Et cela revêt toute son importance quand on sait que Ainu signifie ‘humain » dans leur langue.

Ils construisent le kotan (leur village) au confluent de 2 rivières pour ne pas toujours pêcher dans le même cours d’eau et épuiser les réserves en poisson : une période dans l’une, une dans l’autre. Ils ont deux types de maisons : une fixe, en cloisons de bois, toit de chaume et terre batture et une mobile, un tipi « tchissé » pour la période de la chasse.

Les danses et les chants ont une grande importance non seulement pour la religion mais aussi dans la vie quotidienne. L’artisanat ainu est très connu et réputé pour le tissage de costumes aux motifs complexes, ainsi que pour la sculpture sur bois. Actuellement peu d’Ainu s’initient ou pratiquent cette culture, mais le Centre Culturel ainu de Sapporo essaye de les maintenir. Il est à l’intérieur d’un building ultramoderne où les femmes apprennent à fabriquer des objets traditionnels dans un décor d’intérieur ancestral reconstitué.

Une personnalité dont il faut se souvenir Shigeru Kayano est, ou plutôt a été, un grand activiste de la cause Ainu et le seul homme politique japonais ainu.

Il est né le 15/06/26 dans le village Nibutanu à Biratori, Hokkaidô. Né Kaizawa Shigeru, il prendra le nom de sa tante Kayano parce que son père été recherché par le gouvernement pour sa pratique de la pêche au saumon qui été interdite par la loi à l’époque. Il a été élevé dans la pauvreté et découvre la culture ainu avec sa grand-mère Tekatte, tout en grandissant sous l’influence du docteur écossais Neil Gordon Munro qui collectionne les artefacts ainus pour paiment de ses visites médicales.

Il a crée un Musée de la culture ainu en 1972, 5 écoles d’apprentissages de la langue et il a participé au lencement de la radio FM Pipaushi le 8 avril 2001, radio dirigée actuellement par son fils Shiro.
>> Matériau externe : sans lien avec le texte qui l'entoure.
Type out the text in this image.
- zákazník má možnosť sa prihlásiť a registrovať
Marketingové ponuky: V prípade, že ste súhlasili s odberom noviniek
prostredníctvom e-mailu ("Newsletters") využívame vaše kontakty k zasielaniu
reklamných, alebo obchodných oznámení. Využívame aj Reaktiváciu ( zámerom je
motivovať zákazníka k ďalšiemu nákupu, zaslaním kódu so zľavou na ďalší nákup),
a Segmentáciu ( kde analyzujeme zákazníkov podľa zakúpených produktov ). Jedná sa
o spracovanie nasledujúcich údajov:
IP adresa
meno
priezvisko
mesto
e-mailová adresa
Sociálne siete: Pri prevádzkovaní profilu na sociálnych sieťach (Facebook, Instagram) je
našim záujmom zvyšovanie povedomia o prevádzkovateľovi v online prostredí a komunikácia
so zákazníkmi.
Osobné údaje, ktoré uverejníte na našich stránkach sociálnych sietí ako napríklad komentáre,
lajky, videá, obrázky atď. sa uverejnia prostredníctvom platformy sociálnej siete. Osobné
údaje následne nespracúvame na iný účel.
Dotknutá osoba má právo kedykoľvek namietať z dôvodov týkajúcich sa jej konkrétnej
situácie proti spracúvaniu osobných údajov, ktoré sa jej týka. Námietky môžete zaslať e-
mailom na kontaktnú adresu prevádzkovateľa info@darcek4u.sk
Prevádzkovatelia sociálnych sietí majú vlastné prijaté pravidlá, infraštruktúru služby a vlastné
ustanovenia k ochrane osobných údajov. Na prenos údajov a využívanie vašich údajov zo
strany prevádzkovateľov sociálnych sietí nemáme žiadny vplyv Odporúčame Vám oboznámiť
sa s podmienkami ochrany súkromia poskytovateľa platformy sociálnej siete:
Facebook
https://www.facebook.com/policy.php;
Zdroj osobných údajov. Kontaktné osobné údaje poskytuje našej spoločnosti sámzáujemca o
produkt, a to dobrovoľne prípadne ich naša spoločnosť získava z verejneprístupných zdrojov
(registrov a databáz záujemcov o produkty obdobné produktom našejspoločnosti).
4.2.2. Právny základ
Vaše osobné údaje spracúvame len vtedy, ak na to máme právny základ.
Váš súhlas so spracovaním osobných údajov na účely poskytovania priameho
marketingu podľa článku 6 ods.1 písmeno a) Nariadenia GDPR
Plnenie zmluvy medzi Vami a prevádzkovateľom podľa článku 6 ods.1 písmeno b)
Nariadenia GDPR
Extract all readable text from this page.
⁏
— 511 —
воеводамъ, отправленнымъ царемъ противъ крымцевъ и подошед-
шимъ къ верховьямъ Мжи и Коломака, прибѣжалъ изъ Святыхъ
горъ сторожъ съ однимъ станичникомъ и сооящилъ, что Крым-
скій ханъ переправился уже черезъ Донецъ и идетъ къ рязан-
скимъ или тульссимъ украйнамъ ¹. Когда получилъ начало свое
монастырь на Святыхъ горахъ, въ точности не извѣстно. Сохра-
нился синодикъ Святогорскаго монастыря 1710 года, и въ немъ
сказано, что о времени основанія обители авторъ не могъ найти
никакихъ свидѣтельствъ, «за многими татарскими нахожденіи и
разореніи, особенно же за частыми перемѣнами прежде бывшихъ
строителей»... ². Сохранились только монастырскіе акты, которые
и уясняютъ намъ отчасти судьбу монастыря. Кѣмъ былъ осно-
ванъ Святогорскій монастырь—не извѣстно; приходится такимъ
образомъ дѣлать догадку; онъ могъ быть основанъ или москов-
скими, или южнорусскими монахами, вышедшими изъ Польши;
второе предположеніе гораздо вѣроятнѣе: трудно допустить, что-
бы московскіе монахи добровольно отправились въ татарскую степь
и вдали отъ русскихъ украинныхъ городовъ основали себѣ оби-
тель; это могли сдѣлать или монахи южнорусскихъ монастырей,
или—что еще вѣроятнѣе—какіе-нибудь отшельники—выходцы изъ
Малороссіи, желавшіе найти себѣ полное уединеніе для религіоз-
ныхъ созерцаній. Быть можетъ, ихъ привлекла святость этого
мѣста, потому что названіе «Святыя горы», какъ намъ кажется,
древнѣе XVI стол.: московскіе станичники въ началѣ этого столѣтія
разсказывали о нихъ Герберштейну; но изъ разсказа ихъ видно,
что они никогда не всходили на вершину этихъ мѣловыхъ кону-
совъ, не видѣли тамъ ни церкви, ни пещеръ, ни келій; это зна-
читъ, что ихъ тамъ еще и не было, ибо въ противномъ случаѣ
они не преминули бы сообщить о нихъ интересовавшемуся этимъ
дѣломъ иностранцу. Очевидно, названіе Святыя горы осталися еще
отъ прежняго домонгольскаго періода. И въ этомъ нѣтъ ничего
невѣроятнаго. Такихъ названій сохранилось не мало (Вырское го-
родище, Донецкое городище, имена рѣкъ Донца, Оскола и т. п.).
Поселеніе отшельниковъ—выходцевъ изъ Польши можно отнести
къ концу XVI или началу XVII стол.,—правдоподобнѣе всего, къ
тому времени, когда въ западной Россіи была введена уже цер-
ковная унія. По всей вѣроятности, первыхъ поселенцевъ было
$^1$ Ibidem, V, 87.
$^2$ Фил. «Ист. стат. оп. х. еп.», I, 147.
En 1994, il devient le premier politicien ainu à être élu à la Diète et pose souvent ses questions en ainu. Il obtient en 1997 la loi de promotion de la culture ainu. Il passe 5 mandats consécutifs à la Chambre des représentants. Et en 1990, il devient le chef du mouvement de protestation contre le barrage de Nibutani, sur les terres sacrées. Le barrage est quand même construit, mais le tribunal du district de Sapporo reconnait pour la première fois le caractère indigène des Ainus dans l’île d’Hokkaidô. Il prend sa retraite politique en 1998 et depuis, les ainus n’ont plus de représentants à la Diète. Il est en plus de tout cela l’auteur d’une centaine d’ouvrages dont 28 yukar, des sagas ainues transmises par la tradition orale. Il a aussi trouvé le temps de fonder le Musée Ainu à Nibutani, dirigé par son fils Shiro. Et il est finalement, et malheureusement pour les ainus, mort le 06/05/06 alors qu’il projetait de chanter des épopées ainues dans des crèches et des maternelles.

Et malgré le fait qu’une minorité s’est coupé du monde et vit au contact de la Nature, la culture ainue et le peuple Ainu ont un avenir incertain dans un pays qui intègre difficilement les étrangers, même les étrangers de chez eux.

 

Initialement publié le 08.10.07 à 15:15.